In short, the main points are:

  • No advance. The author is paid royalties only. This is very unusual for a publishing contract (and incredibly objectionable for most).
  • Author pays for all services. The ones I listed in the table on the services post? It’s the same – and possibly worse – than the self-publishing options; the author bears all the cost. If there’s a paper book edition, the author pays for the printing costs, too. The publishing house is simply providing all the services, and you are tied in to paying for their services. You don’t have any control over what services are done/used or how much they cost; you are, in effect, the publishing house’s customer. Which means they can make a profit from you. On the plus side, it comes out of your royalty, rather than being an up-front cost to you (this is an incredibly small plus).
  • Publisher retains all copyrights for the term of copyright. That’s longer than your life span (usually life +35 or 70 years). As Writer Beware points out, there’s no information about whether the rights might revert to you if the book goes out of print, but as this is primarily aimed at e-publishing and ebooks don’t tend to go out of print, this is a huge red flag. Very precise wording is required to give you any recourse to reclaim the rights to your work.

What does all this mean? It means that this is a vanity publishing contract, not a traditional one. It has all of (and possibly more than) the restrictions of a standard traditional contract but none of the benefits. The chances of an author actually making any money off the book are incredibly small, unless you’re lucky enough to have a runaway bestseller (and how often does that happen, really?).

In a traditional publishing contract, the publisher invests in your book. They put their money where their mouth is and take a risk on you and your work. This investment is part of why they’ll work so hard to sell your book; they have to recoup their costs before they make a profit. For Hydra (and contracts like theirs), there is no risk. All of the risk is taken by the author and it’s the publisher who is making money hand over fist before the creator sees a single cent.

In a deal like this, it is entirely possible for you to never get paid for your work. Meanwhile, the publisher is making money off every sale. This is known in the trade as ‘Hollywood accounting‘, and is a known way for publishing houses to basically scam creators.

Naturally, Random House has come back and refuted the negative vibe that these contract terms are generating. You can read the open letter from RH’s Publishing Director on Publishers Weekly and Writer Beware. They are pitching it as an awesome new style of partnership between an author and a publisher, in which everyone wins and fantastic new stories are released into the wild to skip through the literary daisies.

Bollocks. I know spin doctoring when I see it, and this is no partnership. The investment and risk is one-sided and I see no benefit for a writer to sign this contract.

To be fair (and I always try to be fair), apparently Hydra is willing to negotiate the terms of this contract. Better and more palatable deals can be made. However, as Scalzi and others point out, the fact that they’d try to offer a writer such a contract is appalling in itself. It preys on new and desperate writers, particularly those without agents (who would be all over a contract like that) or experience in the business.

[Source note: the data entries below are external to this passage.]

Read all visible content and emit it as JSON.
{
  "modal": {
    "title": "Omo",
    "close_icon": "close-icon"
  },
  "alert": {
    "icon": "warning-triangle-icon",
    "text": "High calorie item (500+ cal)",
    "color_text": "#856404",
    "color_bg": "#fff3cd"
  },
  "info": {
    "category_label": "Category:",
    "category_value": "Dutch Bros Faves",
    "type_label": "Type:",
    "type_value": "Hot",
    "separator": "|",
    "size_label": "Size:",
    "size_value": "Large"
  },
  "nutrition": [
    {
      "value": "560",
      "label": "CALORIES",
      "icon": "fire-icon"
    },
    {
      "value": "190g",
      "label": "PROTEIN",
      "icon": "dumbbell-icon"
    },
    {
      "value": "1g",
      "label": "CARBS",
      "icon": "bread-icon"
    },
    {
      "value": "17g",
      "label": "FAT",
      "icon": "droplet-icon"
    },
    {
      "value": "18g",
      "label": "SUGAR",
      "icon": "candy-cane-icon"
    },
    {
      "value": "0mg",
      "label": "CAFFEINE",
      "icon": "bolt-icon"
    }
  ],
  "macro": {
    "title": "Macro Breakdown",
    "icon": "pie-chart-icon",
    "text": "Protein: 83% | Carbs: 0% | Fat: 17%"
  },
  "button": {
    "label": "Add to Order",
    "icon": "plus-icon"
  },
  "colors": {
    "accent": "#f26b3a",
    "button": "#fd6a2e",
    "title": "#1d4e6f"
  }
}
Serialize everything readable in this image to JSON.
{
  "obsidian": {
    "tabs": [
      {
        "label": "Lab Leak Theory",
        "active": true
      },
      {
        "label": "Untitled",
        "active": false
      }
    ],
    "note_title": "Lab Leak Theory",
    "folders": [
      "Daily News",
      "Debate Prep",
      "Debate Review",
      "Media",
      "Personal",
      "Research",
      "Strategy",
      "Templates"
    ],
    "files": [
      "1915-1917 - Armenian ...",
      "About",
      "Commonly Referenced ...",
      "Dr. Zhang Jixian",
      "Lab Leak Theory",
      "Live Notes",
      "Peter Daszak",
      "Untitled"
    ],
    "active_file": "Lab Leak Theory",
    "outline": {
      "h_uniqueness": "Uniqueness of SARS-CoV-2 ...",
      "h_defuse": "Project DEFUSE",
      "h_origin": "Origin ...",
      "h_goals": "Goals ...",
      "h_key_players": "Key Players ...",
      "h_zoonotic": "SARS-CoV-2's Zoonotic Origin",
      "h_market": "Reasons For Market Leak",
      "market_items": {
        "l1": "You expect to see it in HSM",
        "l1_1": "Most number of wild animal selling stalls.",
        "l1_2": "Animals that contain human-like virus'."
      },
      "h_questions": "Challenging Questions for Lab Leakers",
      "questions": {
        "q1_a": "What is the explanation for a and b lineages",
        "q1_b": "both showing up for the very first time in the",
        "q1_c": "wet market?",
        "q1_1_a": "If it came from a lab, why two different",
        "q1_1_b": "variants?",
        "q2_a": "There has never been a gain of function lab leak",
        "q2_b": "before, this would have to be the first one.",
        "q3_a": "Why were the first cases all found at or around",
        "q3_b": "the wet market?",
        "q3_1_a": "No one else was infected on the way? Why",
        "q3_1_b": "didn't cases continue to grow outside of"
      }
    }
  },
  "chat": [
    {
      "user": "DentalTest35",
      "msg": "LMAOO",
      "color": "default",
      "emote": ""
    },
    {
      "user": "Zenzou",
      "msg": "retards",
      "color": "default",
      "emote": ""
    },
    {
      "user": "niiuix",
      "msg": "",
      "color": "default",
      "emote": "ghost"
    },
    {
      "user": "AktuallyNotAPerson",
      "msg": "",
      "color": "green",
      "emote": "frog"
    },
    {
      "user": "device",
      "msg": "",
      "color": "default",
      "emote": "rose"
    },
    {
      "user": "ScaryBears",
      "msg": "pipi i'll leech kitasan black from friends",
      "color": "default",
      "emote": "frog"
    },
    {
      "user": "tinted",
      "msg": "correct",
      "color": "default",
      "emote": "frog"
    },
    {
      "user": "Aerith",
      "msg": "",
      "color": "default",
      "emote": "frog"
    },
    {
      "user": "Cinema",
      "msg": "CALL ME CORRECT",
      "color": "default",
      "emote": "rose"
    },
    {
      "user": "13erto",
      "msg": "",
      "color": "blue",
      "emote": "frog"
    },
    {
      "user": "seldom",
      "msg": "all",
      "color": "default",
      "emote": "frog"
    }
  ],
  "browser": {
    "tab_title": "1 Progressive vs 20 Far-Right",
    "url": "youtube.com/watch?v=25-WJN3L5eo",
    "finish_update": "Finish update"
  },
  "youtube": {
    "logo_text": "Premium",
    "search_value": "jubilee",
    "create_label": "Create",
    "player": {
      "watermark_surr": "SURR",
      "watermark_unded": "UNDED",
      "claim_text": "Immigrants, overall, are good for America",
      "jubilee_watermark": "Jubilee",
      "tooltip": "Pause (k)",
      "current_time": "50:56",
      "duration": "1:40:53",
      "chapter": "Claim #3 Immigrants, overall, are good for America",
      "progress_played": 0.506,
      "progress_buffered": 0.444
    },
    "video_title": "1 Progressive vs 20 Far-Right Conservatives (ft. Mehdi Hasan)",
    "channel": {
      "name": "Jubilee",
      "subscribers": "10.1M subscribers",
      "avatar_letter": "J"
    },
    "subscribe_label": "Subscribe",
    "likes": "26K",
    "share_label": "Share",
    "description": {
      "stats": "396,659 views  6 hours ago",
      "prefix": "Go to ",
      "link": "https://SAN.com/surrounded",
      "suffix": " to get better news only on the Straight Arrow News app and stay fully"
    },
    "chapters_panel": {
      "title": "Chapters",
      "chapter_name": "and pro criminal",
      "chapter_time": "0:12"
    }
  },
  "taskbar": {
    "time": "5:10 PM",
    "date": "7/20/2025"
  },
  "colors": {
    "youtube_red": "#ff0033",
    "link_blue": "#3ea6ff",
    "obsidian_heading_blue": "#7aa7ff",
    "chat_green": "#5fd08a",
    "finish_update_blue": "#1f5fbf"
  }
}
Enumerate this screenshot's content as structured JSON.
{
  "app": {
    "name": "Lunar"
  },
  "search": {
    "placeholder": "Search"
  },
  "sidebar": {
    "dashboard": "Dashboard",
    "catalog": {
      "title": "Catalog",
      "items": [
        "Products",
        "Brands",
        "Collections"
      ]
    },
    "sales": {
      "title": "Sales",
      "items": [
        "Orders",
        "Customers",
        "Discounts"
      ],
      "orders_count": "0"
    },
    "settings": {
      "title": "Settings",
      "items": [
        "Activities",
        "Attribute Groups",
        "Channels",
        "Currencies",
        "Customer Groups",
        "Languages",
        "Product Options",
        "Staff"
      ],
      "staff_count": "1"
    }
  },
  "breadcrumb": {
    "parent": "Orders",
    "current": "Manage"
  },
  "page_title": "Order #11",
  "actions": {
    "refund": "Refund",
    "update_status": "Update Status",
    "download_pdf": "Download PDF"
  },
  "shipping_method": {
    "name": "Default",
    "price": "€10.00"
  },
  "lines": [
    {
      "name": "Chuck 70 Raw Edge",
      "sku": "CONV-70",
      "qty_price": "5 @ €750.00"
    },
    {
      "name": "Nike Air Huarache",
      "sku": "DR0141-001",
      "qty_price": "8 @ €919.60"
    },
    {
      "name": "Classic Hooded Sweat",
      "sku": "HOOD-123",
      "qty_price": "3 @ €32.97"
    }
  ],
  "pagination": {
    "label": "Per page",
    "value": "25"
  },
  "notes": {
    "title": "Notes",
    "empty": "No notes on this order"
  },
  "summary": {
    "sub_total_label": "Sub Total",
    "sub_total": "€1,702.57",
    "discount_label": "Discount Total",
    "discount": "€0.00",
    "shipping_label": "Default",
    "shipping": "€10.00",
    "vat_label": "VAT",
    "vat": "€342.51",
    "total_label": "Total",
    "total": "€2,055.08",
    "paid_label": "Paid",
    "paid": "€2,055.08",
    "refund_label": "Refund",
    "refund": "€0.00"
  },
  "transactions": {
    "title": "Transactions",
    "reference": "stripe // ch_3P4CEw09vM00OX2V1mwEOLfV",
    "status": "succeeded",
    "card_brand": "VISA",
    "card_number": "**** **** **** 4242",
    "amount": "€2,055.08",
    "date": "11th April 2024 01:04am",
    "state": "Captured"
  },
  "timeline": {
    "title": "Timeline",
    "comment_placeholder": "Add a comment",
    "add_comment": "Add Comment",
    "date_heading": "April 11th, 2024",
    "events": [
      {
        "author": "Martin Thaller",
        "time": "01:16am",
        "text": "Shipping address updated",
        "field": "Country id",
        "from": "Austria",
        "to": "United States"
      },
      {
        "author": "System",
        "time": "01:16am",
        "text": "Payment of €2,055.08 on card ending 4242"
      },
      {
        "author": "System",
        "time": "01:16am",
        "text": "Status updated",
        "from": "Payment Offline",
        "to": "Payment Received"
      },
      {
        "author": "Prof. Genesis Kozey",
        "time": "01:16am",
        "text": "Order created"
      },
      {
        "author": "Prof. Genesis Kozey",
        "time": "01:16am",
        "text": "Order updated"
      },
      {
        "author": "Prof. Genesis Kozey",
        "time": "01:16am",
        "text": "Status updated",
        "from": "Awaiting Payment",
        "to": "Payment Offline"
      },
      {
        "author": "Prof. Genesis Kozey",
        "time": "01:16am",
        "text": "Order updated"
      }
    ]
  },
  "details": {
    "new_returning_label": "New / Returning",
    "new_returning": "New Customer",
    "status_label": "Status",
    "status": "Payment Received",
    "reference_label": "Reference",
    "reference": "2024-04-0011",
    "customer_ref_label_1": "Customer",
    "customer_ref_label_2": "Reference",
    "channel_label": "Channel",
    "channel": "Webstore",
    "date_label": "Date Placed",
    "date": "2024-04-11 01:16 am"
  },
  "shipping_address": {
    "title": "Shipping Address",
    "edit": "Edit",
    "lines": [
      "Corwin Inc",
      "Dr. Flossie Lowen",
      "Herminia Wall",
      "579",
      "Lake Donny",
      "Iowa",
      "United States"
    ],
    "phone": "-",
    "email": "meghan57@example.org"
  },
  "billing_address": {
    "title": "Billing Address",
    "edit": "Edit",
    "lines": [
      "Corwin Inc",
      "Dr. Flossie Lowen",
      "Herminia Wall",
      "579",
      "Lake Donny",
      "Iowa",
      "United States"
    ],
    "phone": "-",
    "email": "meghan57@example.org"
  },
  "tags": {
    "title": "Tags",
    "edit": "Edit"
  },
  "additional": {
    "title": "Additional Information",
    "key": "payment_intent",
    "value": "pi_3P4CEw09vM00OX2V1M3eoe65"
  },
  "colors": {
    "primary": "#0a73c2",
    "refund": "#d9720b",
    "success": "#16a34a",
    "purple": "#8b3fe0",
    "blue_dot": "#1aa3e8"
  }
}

What’s interesting is that Random House have realised that their spin doctoring isn’t working. They have taken the (very loud and nearly violent) criticism from various sources (including those I’ve linked to), and they have changed the contracts. There is now a (slightly-)revised ‘profit-sharing’ contract and a (more) ‘traditional’ contract on offer. Are the contracts better? Yes. Are they good enough?

Honestly, I don’t think so. There are still very tricky spots in those contracts and I’d be incredibly nervous about straying too close to them.

Kudos to Random House for listening to feedback. But they still have a long way to go before these contracts are anything approaching reasonable for an author to put their time and work into.

What does this mean in terms of traditional vs independent publishing? Well, whichever way you go, be very careful about what contracts you’re signing. Even as a self-publishing author, you have to sign deals with distributors and retail vendors.

Don’t know how to tell if a contract is reasonable or not? Any good writer’s organisation (SFWA, RWA, QWC, etc) will have facilities available to its members and they should help you to look over any publishing contract. For non-members, there’s often advice on their sites for free (but I’d highly recommend becoming a member, for this and other benefits). It’s really important to understand what you’re signing away and the long-term implications it might have for you.